In a previous post, I wrote about how teaching goes through fashions. Much like life, trends rise and fall, buzzwords fizz and pop, and approaches fall in and out of favour.
Now, compared to many, I've only been teaching a short while, yet I am already finding myself in a swirling world of contradiction and flippancy. From term to term, speaking to colleagues across the country, teachers are subjected to an ever-changing focus; which is surely the MOST blurry thing to do? As a consequence, in this strange game of wanting to be the most 'up-to-date', a slightly insecure profession jumps ship to the latest idea, without reviewing how well it was going.
Innovation distinguishes between a leader and a follower.
Many have forgotten the most important aspect of this; the children. The learners should be at the forefront of as many decisions as possible. And if those in charge find that difficult, then it's down to you to do the moulding. If what you're doing is showing promise, why would you change it? This is the wonderful opinion of my current setting. Conversely, if the approach advised isn't working as well as you hoped, then amend it. Make edits based on the learners and use them as your guide; not the heading on those PowerPoint slides you were handed at last week's meeting.

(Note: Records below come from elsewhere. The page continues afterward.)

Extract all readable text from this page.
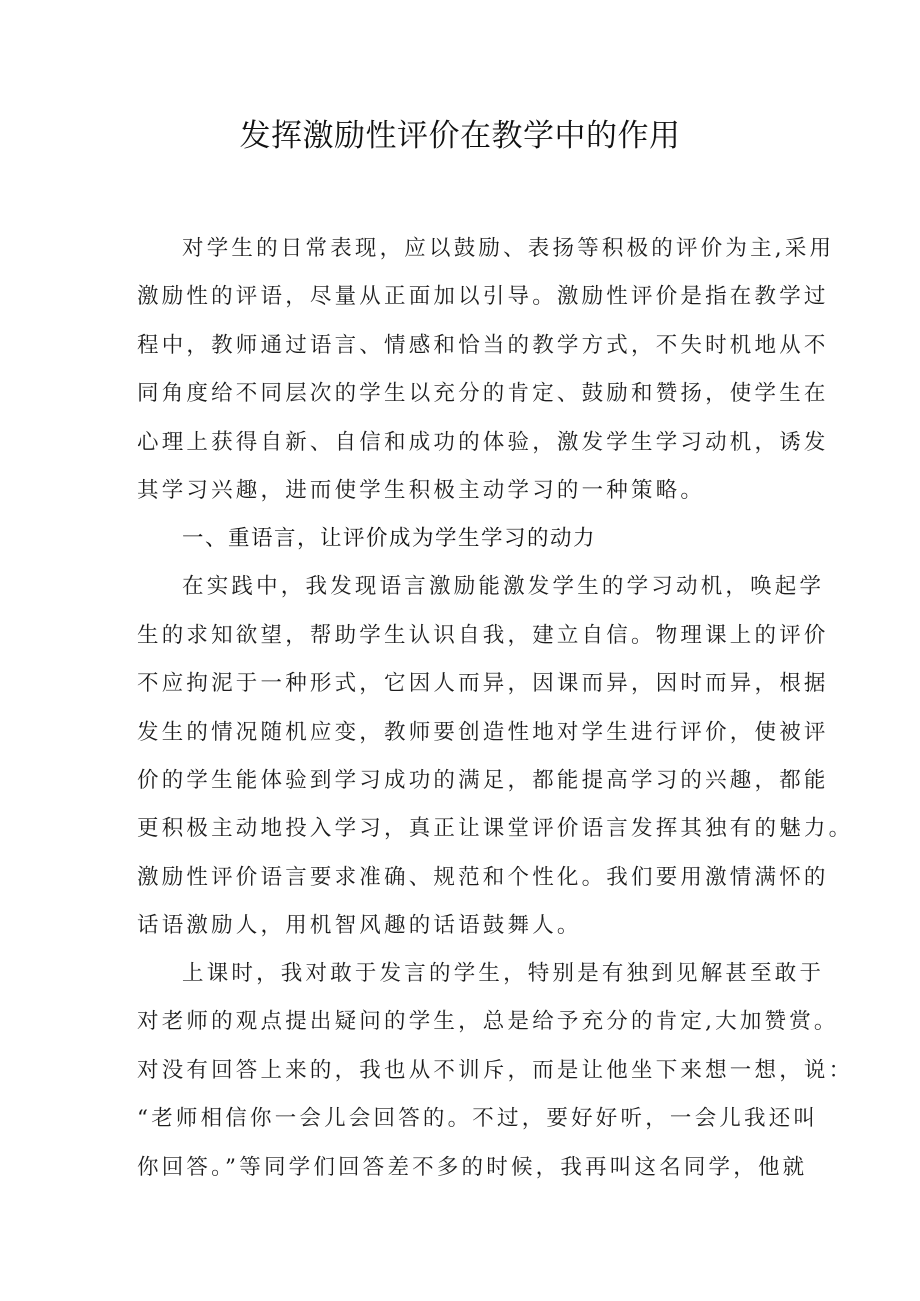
发挥激励性评价在教学中的作用
对学生的日常表现，应以鼓励、表扬等积极的评价为主,采用
激励性的评语，尽量从正面加以引导。激励性评价是指在教学过
程中，教师通过语言、情感和恰当的教学方式，不失时机地从不
同角度给不同层次的学生以充分的肯定、鼓励和赞扬，使学生在
心理上获得自新、自信和成功的体验，激发学生学习动机，诱发
其学习兴趣，进而使学生积极主动学习的一种策略。
一、重语言，让评价成为学生学习的动力
在实践中，我发现语言激励能激发学生的学习动机，唤起学
生的求知欲望，帮助学生认识自我，建立自信。物理课上的评价
不应拘泥于一种形式，它因人而异，因课而异，因时而异，根据
发生的情况随机应变，教师要创造性地对学生进行评价，使被评
价的学生能体验到学习成功的满足，都能提高学习的兴趣，都能
更积极主动地投入学习，真正让课堂评价语言发挥其独有的魅力。
激励性评价语言要求准确、规范和个性化。我们要用激情满怀的
话语激励人，用机智风趣的话语鼓舞人。
上课时，我对敢于发言的学生，特别是有独到见解甚至敢于
对老师的观点提出疑问的学生，总是给予充分的肯定,大加赞赏。
对没有回答上来的，我也从不训斥，而是让他坐下来想一想，说：
“老师相信你一会儿会回答的。不过，要好好听，一会儿我还叫
你回答。”等同学们回答差不多的时候，我再叫这名同学，他就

Leadership is unlocking people's potential to become better.
I've cracked the code; I have the answer!
When I was at university, I frequently found myself looking for answers. To some extent, this constant search for the 'best way' is what drives me to work; I want to be the one who eventually works out how to help every student understand every thing.
However, it took me a long time to realise that while the 'best way' is always correct, what that actually looks like is different in each case. The most efficient way for Child A to make progress is going to be different to how Child B creates the same gains. As the teacher, your challenge is, as far as possible, to supply that for each one. And no one can do that as well as you can.

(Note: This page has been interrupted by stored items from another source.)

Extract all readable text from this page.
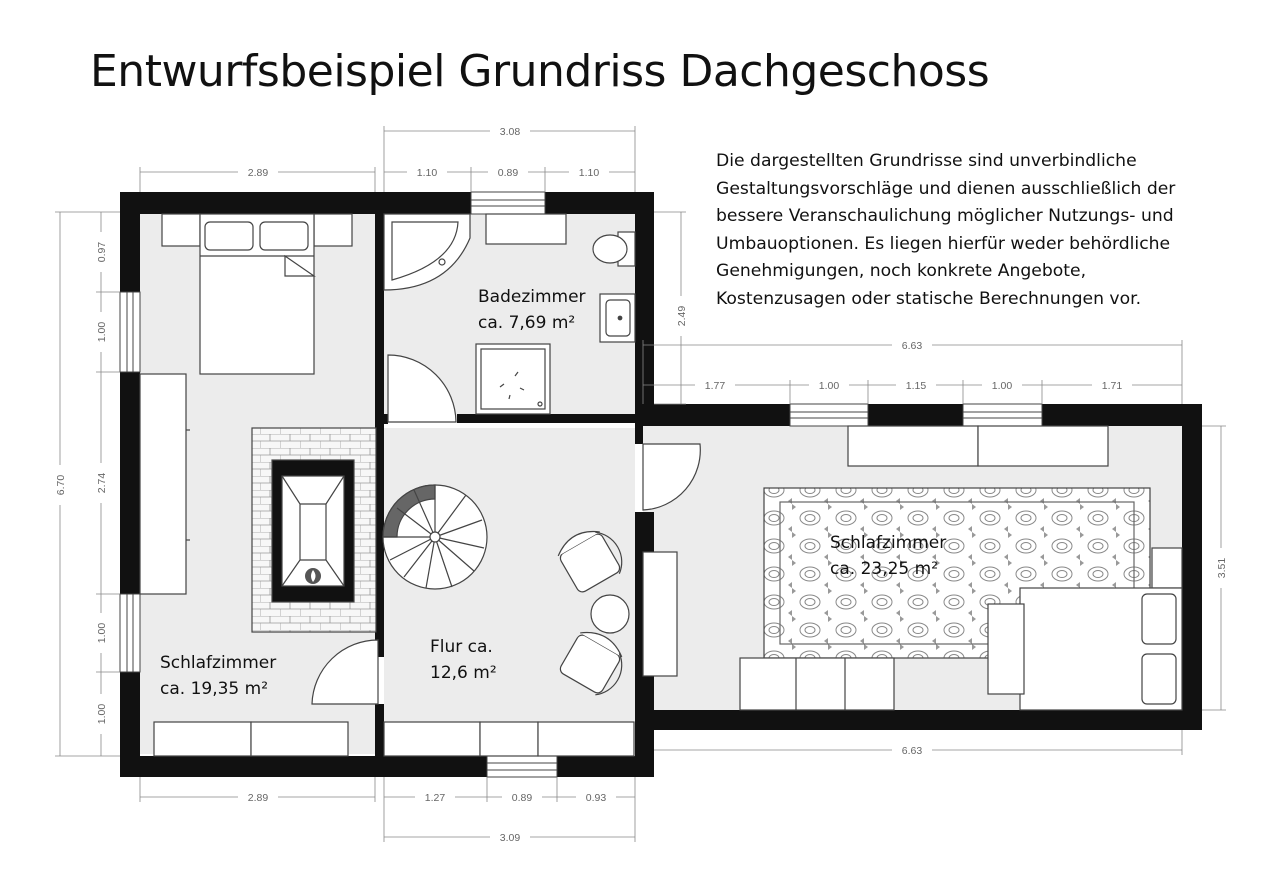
Entwurfsbeispiel Grundriss Dachgeschoss
Die dargestellten Grundrisse sind unverbindliche
Gestaltungsvorschläge und dienen ausschließlich der
bessere Veranschaulichung möglicher Nutzungs- und
Umbauoptionen. Es liegen hierfür weder behördliche
Genehmigungen, noch konkrete Angebote,
Kostenzusagen oder statische Berechnungen vor.
Badezimmer
ca. 7,69 m²
Schlafzimmer
ca. 19,35 m²
Flur ca.
12,6 m²
Schlafzimmer
ca. 23,25 m²
2.89
3.08
1.10	0.89	1.10
6.70
0.97
1.00
2.74
1.00
1.00
2.49
6.63
1.77	1.00	1.15	1.00	1.71
3.51
6.63
2.89	1.27	0.89	0.93
3.09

Predictably, the conclusion of every single assignment/research/debate/discussion will be along the lines of, "one size doesn't fit all", and, ironically, I don't see that changing. So if that teacher chooses to do that thing you heard about, and you feel it's not right for your class, don't do it.
At times, you will feel like you're breaking the rules, and you will most certainly be taking some risks, but have the learners as your end goal, and you can't go wrong.
We need strong-willed people like you to lead our young people to a successful future! Positivity and the love of a challenge create success. It's Kommon Cents.